As in the Bible, the appearance of a new star in the heavens heralds the arrival of a new “king,” one whose prophesied arrival deeply threatens local tyrant Herod (Christopher Plummer), who dispatches an over-zealous soldier to hunt down his unborn rival. So begins an awkward kind of road-movie plot, in which Mary and her easily frustrated husband Joseph (Zachary Levi) travel cross-country while totally oblivious to the fact that a bloodthirsty Roman goon is fast on their trail.
Meanwhile, though Bo and his buddies don’t realize just whom they are protecting, they provide a first line of defense against this sword-wielding centurion — to the extent that “The Star” implies that Christianity might never have existed if not for the efforts of these valiant creatures. It’s a charming enough idea, especially for animal-loving kiddos, and one that puts considerably more emphasis on the menagerie that shared the manger with Mary and Joseph that night than virtually any of the classic nativity scenes artists have painted over the centuries (the vast majority of which feature no animals whatsoever).
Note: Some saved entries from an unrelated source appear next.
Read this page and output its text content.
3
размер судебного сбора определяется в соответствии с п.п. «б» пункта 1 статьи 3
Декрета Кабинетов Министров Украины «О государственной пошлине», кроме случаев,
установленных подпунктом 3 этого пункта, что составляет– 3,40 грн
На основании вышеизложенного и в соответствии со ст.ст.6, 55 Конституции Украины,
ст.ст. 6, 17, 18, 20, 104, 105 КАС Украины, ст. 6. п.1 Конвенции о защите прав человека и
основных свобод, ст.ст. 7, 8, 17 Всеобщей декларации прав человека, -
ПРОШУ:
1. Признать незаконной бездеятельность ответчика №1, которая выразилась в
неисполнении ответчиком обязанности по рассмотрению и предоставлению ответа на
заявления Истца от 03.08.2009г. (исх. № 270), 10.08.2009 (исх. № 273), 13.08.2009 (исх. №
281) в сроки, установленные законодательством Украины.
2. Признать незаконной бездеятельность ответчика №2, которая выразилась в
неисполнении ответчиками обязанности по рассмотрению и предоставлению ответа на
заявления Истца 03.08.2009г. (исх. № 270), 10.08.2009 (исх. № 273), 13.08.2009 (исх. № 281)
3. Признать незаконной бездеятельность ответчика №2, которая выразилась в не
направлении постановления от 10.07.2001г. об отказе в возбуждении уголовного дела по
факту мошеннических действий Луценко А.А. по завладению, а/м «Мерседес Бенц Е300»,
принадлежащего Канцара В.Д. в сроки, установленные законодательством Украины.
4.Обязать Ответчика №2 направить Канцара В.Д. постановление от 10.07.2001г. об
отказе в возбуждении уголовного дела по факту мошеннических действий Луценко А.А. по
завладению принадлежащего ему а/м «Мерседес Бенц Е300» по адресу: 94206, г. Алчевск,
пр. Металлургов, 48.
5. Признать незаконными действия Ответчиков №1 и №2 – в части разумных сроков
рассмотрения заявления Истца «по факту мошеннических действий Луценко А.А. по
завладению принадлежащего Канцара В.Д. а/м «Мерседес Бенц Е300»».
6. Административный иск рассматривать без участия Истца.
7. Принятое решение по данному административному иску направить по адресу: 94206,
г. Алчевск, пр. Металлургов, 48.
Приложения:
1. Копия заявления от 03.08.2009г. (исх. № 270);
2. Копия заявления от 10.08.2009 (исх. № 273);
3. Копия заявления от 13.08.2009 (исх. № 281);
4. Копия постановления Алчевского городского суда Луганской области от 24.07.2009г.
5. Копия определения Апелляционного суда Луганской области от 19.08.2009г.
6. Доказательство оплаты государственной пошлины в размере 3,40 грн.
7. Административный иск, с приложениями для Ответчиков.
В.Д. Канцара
While not exactly an original concept (in 1977, Rankin/Bass produced a stop-motion TV special called “Nestor, the Long-Eared Christmas Donkey” with a remarkably similar plot), “The Star” delivers a fresh take on a story that its Christian target audience presumably knows by heart, emphasizing such qualities as faith, friendship and teamwork in the process. At the same time Bo and friends tag along with Mary and Joseph, three wisecracking camels (played by Tyler Perry, Tracy Jordan and Oprah Winfrey) accompany the three wise men, who are perhaps the only humans to have noticed the star — unless you count Mariah Carey, whose theme song is by far the most memorable of the Christian-rock soundtrack’s adult contemporary-sounding singles.
Like “Captain Underpants” earlier this year, “The Star” was produced on a budget far more modest than most big-studio cartoons, and the limitations are readily apparent, but probably not an obstacle to young audiences. Character designs are serviceable, but uninspired (apart from the Kristin Chenoweth-voiced mouse featured prominently in the first and last scenes), and director Timothy Reckart (an Oscar nominee for the terrific stop-motion short “Head Over Heels”) doesn’t even attempt the usual trick of relying upon gorgeous digital vistas and magic-hour lighting to cover the film’s shortcomings. Instead, he trusts in his voice cast and an amusing-enough script to keep audiences engaged, while putting the bulk of his faith in the fact that Christian moviegoers will support any film that embraces the spirit and values of the greatest story ever told.